Why Dayton Moore believed it was important that Alex Gordon stayed in Royal blue

Royals Baseball

After 14 seasons, Alex Gordon will retire a Kansas City Royal.

Dayton Moore was in the Atlanta Braves' front office when he saw a young Alex Gordon turning heads in the Arizona Fall League in 2005.

Moore didn't know it at the time, but he was watching a player who would later help the future Royals general manager build a World Series winner.

Moore added some pieces to the puzzle — the Lorenzo Cains, the Eric Hosmers, the Mike Moustakases, the Wade Davises.

But the foundation started with Gordon, who announced his retirement from baseball on Thursday after 14 major-league seasons.

"Alex is truly what baseball is about," Moore said Thursday. "It's one day at a time and he never got too far ahead of himself. It was easier for him, I believe, to commit to one organization his entire career."

Gordon had a couple of opportunities to leave Kansas City and play elsewhere. He was in his prime when the Royals won the World Series in 2015. Kansas City rewarded him with a four-year, $72 million contract in 2016.

Gordon was a free agent last offseason, and the idea of him in another uniform was hard to envision for Royal and Husker fans. The Royals brought him back for a one-year deal.

Moore said the Royals wanted to make sure Gordon ended his career with their franchise, which is just three hours away from Gordon's native home.

"That was really important," Moore said. "It's important for our fans, it's important for the history of the franchise, and we believe it's important for Alex, as well."

Moore was later asked to expand on making it a priority to keep Gordon in Kansas City during an era when free agency rules and cutting ties with players is as common as launch angles. Even if Gordon had played one year in another uniform, he'd always be a Royal. 

Moore, who got emotional during his opening remarks about Gordon on Thursday, wanted Gordon to stay in Royal blue.

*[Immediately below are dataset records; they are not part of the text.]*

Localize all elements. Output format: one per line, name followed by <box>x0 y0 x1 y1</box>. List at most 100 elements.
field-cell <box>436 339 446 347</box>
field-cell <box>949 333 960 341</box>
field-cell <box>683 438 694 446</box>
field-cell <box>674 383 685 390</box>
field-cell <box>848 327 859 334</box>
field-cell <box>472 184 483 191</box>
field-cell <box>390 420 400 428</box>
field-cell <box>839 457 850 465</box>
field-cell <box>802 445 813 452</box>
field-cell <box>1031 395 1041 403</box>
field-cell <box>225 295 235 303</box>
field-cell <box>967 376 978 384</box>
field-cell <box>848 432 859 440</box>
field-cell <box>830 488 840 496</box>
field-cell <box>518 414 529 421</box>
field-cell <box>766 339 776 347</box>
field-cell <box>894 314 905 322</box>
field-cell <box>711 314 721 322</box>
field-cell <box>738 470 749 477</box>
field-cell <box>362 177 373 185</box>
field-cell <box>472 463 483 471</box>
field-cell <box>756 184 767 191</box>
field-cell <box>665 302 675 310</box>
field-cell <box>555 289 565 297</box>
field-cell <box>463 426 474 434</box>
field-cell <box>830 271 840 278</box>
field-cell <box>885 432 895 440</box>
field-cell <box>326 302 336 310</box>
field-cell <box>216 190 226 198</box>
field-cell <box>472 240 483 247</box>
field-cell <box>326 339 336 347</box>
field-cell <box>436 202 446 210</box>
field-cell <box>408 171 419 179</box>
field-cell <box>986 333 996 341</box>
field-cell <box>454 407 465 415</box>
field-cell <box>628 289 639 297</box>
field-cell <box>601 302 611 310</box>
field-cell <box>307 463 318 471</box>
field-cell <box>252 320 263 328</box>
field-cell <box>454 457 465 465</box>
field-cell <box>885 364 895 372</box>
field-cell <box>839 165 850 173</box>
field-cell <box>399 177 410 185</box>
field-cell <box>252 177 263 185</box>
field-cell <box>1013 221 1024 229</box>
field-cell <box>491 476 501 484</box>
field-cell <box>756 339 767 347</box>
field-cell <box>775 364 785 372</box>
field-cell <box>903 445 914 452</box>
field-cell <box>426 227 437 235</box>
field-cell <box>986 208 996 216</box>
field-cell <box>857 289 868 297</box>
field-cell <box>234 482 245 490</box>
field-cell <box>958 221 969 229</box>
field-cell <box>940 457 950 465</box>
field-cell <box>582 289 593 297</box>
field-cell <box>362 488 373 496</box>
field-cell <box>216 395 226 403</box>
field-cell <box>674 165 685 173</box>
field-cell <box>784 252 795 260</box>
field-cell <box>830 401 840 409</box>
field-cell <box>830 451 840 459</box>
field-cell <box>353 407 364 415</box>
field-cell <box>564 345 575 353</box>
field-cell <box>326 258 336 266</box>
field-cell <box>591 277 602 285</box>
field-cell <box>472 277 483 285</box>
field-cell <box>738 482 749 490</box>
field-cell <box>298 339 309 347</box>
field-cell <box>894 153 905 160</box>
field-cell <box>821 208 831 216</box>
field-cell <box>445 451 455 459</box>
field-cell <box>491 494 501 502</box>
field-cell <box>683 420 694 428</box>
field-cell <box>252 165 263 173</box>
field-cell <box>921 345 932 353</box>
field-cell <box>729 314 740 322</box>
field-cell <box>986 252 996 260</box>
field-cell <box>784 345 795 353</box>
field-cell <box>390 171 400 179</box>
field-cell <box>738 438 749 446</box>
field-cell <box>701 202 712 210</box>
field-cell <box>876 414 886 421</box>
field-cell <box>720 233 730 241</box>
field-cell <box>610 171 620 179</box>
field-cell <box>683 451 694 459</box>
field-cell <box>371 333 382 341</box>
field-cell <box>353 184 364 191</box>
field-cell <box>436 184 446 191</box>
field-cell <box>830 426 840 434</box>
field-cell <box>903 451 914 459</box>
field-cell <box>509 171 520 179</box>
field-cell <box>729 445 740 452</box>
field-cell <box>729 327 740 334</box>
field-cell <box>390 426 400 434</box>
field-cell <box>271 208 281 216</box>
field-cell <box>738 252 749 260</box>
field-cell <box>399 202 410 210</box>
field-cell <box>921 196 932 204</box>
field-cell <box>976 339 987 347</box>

Gordon's commitment to baseball and Kansas City was unmatched, and Moore wanted to match that commitment.

"The history of our franchise is really important," he said. "We celebrate that, we've embraced it from Day 1 and Alex Gordon is a special part of that history. We've always told our players, when you look at the way the young fans look at this game, celebrate Alex Gordon, what he means to this game, what he means to just the history of our game, the example that he sets, the behavior that he models, and to do it in one place for one city is special and will always be remembered."

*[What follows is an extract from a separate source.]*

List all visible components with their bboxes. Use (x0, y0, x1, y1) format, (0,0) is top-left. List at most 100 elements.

Gordon is stepping away from the game during an unusual time. Baseball teams are wrapping up 60-game seasons and are playing in empty stadiums. Kauffman Stadium will not have fans when Gordon takes the field for the final time this weekend.

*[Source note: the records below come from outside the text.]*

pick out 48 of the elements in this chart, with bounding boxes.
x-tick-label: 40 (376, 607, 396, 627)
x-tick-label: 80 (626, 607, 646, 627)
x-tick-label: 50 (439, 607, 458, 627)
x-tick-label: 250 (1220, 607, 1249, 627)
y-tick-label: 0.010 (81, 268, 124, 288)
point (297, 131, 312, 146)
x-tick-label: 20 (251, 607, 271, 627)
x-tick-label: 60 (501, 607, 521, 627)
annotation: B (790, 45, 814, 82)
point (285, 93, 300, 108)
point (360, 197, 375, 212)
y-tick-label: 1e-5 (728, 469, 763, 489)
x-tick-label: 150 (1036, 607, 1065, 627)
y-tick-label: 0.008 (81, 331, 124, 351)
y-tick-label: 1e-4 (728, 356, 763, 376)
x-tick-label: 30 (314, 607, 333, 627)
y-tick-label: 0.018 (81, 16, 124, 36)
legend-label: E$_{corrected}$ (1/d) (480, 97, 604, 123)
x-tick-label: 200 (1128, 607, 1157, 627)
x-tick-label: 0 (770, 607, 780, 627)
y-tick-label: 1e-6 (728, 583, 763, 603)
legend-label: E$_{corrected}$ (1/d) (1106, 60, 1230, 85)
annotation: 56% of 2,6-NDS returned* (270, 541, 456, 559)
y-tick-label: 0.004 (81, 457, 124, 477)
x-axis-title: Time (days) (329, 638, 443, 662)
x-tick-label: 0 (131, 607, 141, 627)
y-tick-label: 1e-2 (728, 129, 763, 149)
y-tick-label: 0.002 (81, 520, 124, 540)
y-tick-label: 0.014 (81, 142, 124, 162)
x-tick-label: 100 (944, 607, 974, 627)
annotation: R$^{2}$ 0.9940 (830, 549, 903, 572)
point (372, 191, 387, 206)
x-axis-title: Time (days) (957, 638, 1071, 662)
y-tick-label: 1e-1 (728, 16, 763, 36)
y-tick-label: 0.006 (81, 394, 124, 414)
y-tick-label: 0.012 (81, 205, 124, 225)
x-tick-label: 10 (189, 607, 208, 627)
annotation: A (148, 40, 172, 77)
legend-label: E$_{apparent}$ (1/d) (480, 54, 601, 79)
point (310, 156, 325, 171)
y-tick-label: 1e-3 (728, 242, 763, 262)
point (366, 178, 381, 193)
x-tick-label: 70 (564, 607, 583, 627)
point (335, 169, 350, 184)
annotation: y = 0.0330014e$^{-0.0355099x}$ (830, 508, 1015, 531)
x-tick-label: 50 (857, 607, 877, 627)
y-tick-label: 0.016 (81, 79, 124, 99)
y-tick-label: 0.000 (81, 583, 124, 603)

But Moore said that won't stop the franchise from properly honoring Gordon.

"There will definitely be an Alex Gordon Day at the ballpark," he said. "He's a Royals Hall of Famer, he's forever part of this history. We'll celebrate that."

Gordon seems to be enjoying retirement already. When asked what pose he'd prefer for a likely statue at Kauffman Stadium, Gordon smiled, and poked fun at his encounters with the left-field wall.

"Even though I know what you guys want it to be (his pose rounding first base after a game-tying homer against the New York Mets in the World Series), I think that would be kind of funny, just having me lay on the ground knocked out or something after hitting the wall," he said.

Statue or not, Gordon's imprint on Royals baseball is permanent and forever in blue.

"Commitment and loyalty are foundational to what we desire to see and honor in people, and Alex Gordon lived that," Moore said.